A norma introduz um modelo regulatório que vincula as exigências ao nível de complexidade e ao potencial de risco das técnicas utilizadas. A classificação considera os procedimentos enquadrados nos graus II e III, conforme declaração apresentada pelo responsável legal do serviço no momento do licenciamento.
De acordo com a diretora da Vigilância Sanitária do DF, Márcia Olivé, a atualização busca dar respostas mais adequadas à realidade do setor. “A regulação foi construída para acompanhar a evolução da estética sem abrir mão da proteção à saúde.
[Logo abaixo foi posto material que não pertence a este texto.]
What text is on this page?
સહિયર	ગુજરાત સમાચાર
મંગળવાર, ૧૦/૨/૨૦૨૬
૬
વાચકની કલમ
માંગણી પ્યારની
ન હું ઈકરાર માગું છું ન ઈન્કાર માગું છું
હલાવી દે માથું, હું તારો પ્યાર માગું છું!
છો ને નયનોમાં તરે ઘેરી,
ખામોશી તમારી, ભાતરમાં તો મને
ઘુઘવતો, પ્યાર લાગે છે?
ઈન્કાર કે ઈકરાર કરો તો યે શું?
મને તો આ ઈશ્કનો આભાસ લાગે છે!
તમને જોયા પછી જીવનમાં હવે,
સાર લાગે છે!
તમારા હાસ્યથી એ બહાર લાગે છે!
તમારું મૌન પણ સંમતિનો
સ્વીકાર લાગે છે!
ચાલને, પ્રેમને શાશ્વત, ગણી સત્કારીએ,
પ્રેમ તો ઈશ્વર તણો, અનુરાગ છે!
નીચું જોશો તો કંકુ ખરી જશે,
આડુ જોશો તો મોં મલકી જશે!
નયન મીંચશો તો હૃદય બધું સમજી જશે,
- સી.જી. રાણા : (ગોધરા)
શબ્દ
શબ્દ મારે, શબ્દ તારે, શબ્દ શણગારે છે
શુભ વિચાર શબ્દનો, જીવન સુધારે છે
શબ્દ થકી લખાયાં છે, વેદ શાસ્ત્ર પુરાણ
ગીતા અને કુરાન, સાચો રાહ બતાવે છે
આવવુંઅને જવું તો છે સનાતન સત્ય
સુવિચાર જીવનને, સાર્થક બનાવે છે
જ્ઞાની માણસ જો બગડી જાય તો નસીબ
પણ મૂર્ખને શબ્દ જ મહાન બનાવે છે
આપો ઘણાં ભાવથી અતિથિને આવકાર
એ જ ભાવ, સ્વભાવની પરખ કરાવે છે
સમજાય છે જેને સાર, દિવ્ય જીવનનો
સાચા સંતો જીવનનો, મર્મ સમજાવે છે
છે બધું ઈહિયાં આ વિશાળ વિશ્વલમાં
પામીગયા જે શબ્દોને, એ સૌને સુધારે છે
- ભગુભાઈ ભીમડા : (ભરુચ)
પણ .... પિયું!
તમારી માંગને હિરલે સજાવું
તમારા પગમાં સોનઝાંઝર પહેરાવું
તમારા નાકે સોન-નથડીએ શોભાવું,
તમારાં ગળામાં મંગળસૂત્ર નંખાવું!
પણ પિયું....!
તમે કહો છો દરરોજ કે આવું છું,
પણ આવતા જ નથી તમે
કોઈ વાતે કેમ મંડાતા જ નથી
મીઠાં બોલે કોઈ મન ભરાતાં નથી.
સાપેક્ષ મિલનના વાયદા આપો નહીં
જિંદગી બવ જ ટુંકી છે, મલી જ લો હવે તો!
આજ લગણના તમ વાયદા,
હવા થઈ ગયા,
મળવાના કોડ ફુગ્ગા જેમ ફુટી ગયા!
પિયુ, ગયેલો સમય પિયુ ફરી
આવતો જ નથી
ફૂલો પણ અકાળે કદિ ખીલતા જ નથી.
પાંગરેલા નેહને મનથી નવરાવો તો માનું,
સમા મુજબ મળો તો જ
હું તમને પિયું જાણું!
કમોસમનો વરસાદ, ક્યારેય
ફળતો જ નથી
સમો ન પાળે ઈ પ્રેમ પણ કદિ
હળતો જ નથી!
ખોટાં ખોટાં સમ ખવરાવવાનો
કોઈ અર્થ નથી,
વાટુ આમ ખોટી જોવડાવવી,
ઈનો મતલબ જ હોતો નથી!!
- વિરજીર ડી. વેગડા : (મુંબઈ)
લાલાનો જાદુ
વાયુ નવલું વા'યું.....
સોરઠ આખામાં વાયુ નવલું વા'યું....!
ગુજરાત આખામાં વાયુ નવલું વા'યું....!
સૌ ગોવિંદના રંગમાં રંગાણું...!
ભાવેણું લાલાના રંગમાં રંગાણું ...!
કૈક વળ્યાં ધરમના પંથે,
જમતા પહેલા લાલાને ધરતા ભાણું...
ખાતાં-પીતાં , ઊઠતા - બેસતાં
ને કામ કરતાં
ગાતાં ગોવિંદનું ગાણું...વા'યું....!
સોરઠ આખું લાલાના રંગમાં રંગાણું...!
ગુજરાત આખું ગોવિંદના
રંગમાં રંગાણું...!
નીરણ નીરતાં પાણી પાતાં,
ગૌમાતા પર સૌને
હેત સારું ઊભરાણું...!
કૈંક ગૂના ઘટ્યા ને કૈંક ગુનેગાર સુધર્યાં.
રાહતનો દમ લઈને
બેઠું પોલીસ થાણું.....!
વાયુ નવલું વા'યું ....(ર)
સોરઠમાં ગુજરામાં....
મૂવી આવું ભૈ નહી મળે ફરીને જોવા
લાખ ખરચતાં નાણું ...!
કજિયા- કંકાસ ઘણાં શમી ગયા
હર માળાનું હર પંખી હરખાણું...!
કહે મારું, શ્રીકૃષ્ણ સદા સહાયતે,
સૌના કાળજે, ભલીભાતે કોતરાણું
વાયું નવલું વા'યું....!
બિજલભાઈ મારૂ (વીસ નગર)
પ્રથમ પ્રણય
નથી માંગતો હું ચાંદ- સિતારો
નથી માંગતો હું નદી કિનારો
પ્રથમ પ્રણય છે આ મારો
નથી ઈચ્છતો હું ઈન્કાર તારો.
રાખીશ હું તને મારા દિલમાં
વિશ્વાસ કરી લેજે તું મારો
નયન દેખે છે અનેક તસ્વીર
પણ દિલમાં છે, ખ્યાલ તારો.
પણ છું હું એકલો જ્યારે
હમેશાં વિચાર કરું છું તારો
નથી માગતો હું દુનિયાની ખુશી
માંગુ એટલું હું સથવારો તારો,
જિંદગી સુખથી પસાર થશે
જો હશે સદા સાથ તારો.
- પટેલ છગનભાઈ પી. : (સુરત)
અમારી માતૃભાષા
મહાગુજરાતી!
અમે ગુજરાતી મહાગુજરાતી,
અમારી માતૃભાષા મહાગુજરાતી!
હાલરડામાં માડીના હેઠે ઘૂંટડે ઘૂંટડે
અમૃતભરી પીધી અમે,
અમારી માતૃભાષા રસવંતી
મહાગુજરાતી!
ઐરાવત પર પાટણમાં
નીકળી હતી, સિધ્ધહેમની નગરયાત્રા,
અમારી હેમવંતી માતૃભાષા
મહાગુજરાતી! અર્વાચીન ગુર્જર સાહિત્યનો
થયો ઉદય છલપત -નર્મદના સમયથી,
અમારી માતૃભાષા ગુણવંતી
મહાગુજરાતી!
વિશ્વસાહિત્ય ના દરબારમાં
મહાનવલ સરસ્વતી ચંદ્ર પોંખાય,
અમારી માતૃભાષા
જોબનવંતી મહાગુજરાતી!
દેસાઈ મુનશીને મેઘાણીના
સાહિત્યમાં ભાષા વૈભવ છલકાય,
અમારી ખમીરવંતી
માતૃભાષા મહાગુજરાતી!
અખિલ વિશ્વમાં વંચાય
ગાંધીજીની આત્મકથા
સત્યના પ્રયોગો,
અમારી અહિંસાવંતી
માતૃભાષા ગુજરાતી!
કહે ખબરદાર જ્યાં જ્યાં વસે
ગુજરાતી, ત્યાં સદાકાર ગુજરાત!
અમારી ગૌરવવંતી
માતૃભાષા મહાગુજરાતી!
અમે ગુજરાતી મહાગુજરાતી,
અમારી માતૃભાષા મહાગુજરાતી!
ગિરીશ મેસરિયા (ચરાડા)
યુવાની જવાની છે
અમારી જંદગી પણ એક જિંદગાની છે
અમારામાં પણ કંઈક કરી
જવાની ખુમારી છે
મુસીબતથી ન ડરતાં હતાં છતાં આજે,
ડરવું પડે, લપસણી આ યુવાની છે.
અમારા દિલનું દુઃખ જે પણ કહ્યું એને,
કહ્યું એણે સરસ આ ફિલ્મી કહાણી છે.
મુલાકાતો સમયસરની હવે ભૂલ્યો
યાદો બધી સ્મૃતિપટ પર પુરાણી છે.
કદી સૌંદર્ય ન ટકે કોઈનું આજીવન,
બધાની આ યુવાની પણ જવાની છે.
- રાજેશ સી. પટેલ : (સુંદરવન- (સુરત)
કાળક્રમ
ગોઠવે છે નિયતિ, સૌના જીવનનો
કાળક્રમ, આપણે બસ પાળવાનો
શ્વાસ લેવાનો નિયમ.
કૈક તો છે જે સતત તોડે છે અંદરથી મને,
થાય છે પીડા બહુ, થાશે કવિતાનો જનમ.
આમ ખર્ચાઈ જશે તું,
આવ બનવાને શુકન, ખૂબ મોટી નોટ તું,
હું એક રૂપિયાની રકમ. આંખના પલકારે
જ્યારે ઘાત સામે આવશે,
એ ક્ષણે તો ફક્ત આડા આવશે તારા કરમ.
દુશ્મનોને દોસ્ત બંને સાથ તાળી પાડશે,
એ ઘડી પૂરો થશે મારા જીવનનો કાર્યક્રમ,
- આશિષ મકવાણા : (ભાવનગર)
Ao definir critérios proporcionais ao risco, fortalecemos a segurança do usuário e a atuação responsável dos profissionais”, afirma.
Exigências variam conforme a complexidade
Os serviços enquadrados no grau de risco II envolvem técnicas de maior complexidade, que demandam controle do ambiente, equipamentos específicos e atuação de profissionais de saúde habilitados. Já os procedimentos classificados como grau de risco III apresentam maior potencial de intercorrências, por serem invasivos ou atingirem camadas mais profundas da pele, exigindo protocolos rigorosos e inspeção prévia da Vigilância Sanitária.
Para a gerente de Saúde da Vigilância Sanitária, Ana Paula Prudente, a instrução normativa também contribui para a organização interna dos serviços. “O objetivo é estimular práticas mais seguras e padronizadas, reduzindo falhas e qualificando o atendimento oferecido à população”, explica.
As atividades consideradas de grau de risco I, que abrangem procedimentos não invasivos, sem uso de injetáveis, realizados por profissionais da área da beleza, seguem regulamentadas por norma específica publicada em 2021.
Licenciamento e penalidades
Para obter a licença sanitária, os estabelecimentos devem apresentar documentação técnica que inclui plano de segurança do paciente, protocolos para resposta a intercorrências clínicas e situações de urgência e emergência, projeto arquitetônico aprovado e comprovação da habilitação profissional da equipe junto aos conselhos competentes.
O descumprimento das regras previstas na nova instrução normativa configura infração sanitária e pode resultar em sanções administrativas previstas na legislação federal e distrital.